*29* Paldır Küldür

9.2K 561 51
                                    


Nesrin acı çekiyordu, yanıyordu, kavruluyordu. Tüm bunların aşktan olmasını dilerken annesinin kendisine kitlediği acı biberleri doğrarken yaşıyordu. Gözlerinden akan yaşlara hiçte acımıyordu Ayşe hatun.

Nesrin ailesine mega sinirliydi. Bugün Harun yüzünden sevgilisini görememiş, annesi mutfağa tıktığı için konuşamamış, babası suratsız eve geldiği için düşünememişti. Sevdiği adama hasretti, çok özlemişti, bir şeyler yapmalıydı. Saçlarını geri savurup dikkatini kavuşmalarına verdi.

Akşam yemeğinin ardından odasına çekilen genç kız gece olunca evlerinin arka bahçesine inmeyi, Hamza'yı da oraya çağırmayı planladı. Gayet basit bir plandı. Sevgilisine mutlu haberi vermek için telefonunu eline aldı.

'Nesrin'

12.30 da bizim arka bahçeye gelir misin sevgilim?


Nesrin 'sevgilim' derde Hamza ışınlanmayı icat etmez mi?

Edemez, o kadar zeki değil çünkü. Ama ışık hızıyla cevap verebilir.


'Hamza'

Vallaha mı!

Bak eğer oyunsa, bu sefer harbiden kaçırırım seni!

'Nesrin'

Tehdit mi seziyorum?

'Hamza'

Gelince sezdiricem ben sana bişeyler merak etme sen.


Nesrin utanmakla ve heyecanlanmakla meşgul olduğundan sustu. Gözünü saate dikip vaktin geçmesini bekledi. Baktı ki akrep ve yelkovan yaşlanmış bünyeyle ağır ağır gidiyorlar, kuzeninin yanına gitmeye karar verdi. Belki vakit daha hızlı geçerdi.

Harun salonlarında oturup annesini demlediği çayı içerken Nesrin gelip dibine oturmuş, kulağına parmağıyla vurup kendince selam vermişti. Kendisi de kızın burnunu sıkıp göz kırpmış, televizyona geri dönmüştü. Geçen yarım saatin ardından Harun fark ettiğiyle kaşlarını çattı. Bu kız geldiğinden beri çok az konuşmuştu. Biraz önce de Ayşe teyzesi gelmişti ve annesiyle muhabbet ediyordu. Normalde Nesrin'in o muhabbetin içinde olması gerekir, kendisinin de 'az sus be kızım' diye gürlemesi gerekiyordu. Tüm bunlar olmayınca kafayı kuzenine çevirdi.

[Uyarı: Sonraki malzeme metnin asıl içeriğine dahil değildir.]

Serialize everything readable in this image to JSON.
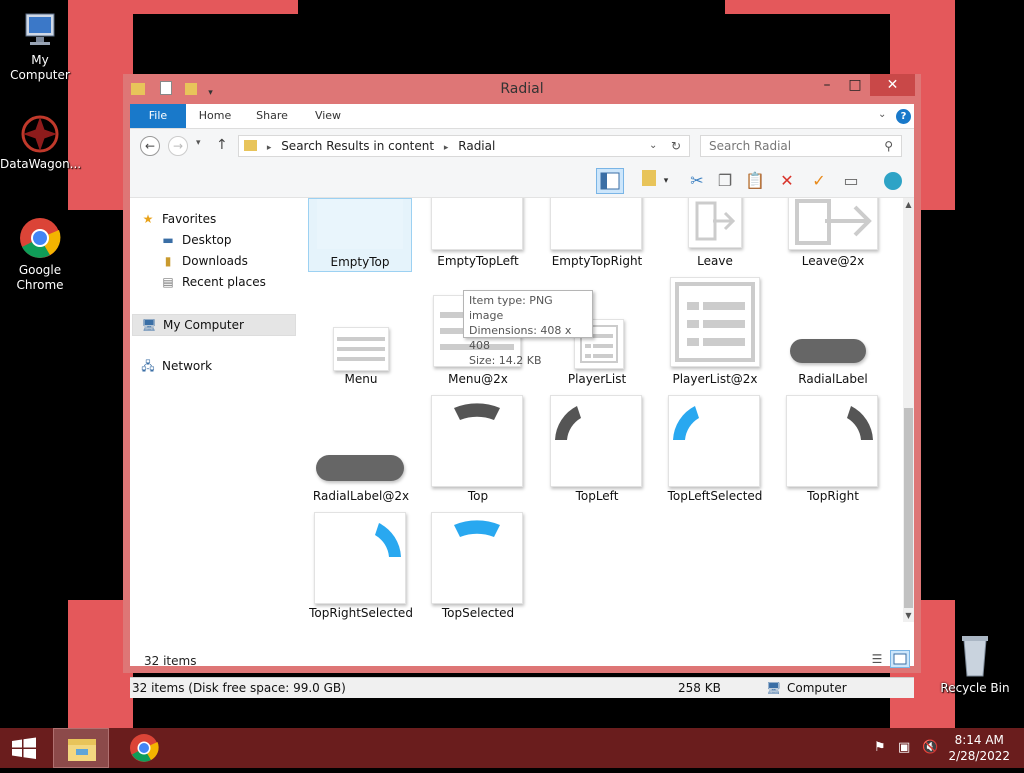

Nesrin gerçekten tuhaftı. Dizini sürekli sallıyor, dudaklarını kemiriyor, bir duvardaki saate birde telefonunun saatine bakıp duruyordu.

"Nesrin!

Harun'un seslenmesine genç kız tepki vermedi.

"Şşş aloo!"

Cık, yine tık yok. Harun bu sefer kızın kolunu sallayarak seslendi.

"Nesriiin!"

Nesrin kuzenine bakıp irkildi.

"Noldu ne sallıyosun."

Harun fena halde şüphelenmişti. Kısık gözlerle Nesrin'e bakarken yüzünden şüphe akıyordu. Nesrin'i uyandırmasa iyiydi.

"Yok bişey, soracağım şeyi unuttum."

Harun kafasında tilkilerle önüne dönerken, gecenin ilerleyen saatlerinde oturma faslı bitmişti. Evlere ve yataklara dağılan ahaliyle Nesrin, odasında fır dönüyordu. Saat 12.24'ü gösterirken sessiz adımlarla kapıya sıvışan Nesrin, elini dış kapının koluna attı. Arkasından gelen sesle de dumur olup kaldı.